I believe strongly that behavioral therapy is a necessary component of early recovery and has a role in later stages as well. However, in the current jargon, full recovery indicates freedom from food and body thoughts without addressing the element of identity. If treatment doesn’t involve steps to separate oneself from the illness, it’s impossible to be free to live life fully.
Eating disorders encompass disordered eating, compensatory behaviors, body image thoughts and the all consuming experience of one’s mind being taken over by these demands. Recovery needs to help people find themselves beneath the all consuming nature of the illness.
Early recovery must normalize eating to insure one’s body gets the food it needs throughout the day while also minding the emotional and psychological turmoil that ensues. This part of getting well is always hard and is a necessary first step but is just that: a first step.
Treatment that began early in the eating disorder epidemic took the history of mental illness into account and recognized the existential component of treatment. Eating disorders grew out of the cultural imperative to be thin combined with the advent of mass media outlets spreading images of thinness throughout the country.
No one could predict the effect that sanctioned dieting combined with the idealization of thinness could have on a society. As social media made it easier to spread images and messages that propagate dieting and thinness, eating disorders have become endemic.
The nature of eating disorders and the media machine driving them necessitates a deeper dive into one’s identity for true healing. An eating disorder is now considered a widely accepted definition of identity in this culture. It’s easier than ever to eat well enough and be recovered while continuing to base one’s sense of self on the disorder itself.
An existential search for meaning can be painful at times. The work of therapy examines the core sense of oneself and reckons with the underlying thoughts of person, motivation and meaning. This exploration points the person in a direction of how to live life and what truly matters.

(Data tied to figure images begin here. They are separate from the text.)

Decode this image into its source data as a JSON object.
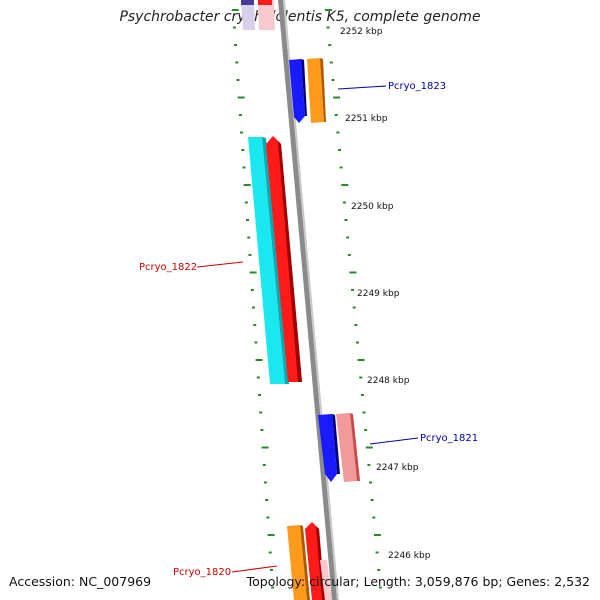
{
  "title": "Psychrobacter cryohalolentis K5, complete genome",
  "accession": "Accession: NC_007969",
  "summary": "Topology: circular; Length: 3,059,876 bp; Genes: 2,532",
  "colors": {
    "backbone": "#8a8a8a",
    "tick": "#2a8a2a",
    "label_red": "#cc0000",
    "label_blue": "#0000aa",
    "blue": "#1a1aff",
    "orange": "#ff9a1a",
    "cyan": "#1ae8f0",
    "red": "#ff1a1a",
    "pink": "#f29a9a",
    "navy": "#4a3a9a",
    "lavender": "#d8d0e8",
    "lightpink": "#f7c9cf"
  },
  "kbp_labels": [
    "2252 kbp",
    "2251 kbp",
    "2250 kbp",
    "2249 kbp",
    "2248 kbp",
    "2247 kbp",
    "2246 kbp"
  ],
  "genes": [
    {
      "label": "Pcryo_1823",
      "side": "right"
    },
    {
      "label": "Pcryo_1822",
      "side": "left"
    },
    {
      "label": "Pcryo_1821",
      "side": "right"
    },
    {
      "label": "Pcryo_1820",
      "side": "left"
    }
  ]
}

The process of pulling away from the safe identity of the illness and identifying the less sure but more genuine idea of being a full person allows someone to fully get well. Without the need for the eating disorder as a pillar of identity, there is much less reason for the eating disorder to linger.
If treatment ignores the key existential step in recovery, wellness simply means eating enough but still creating self around the empty meaning of food and weight. There has to be more to life than that.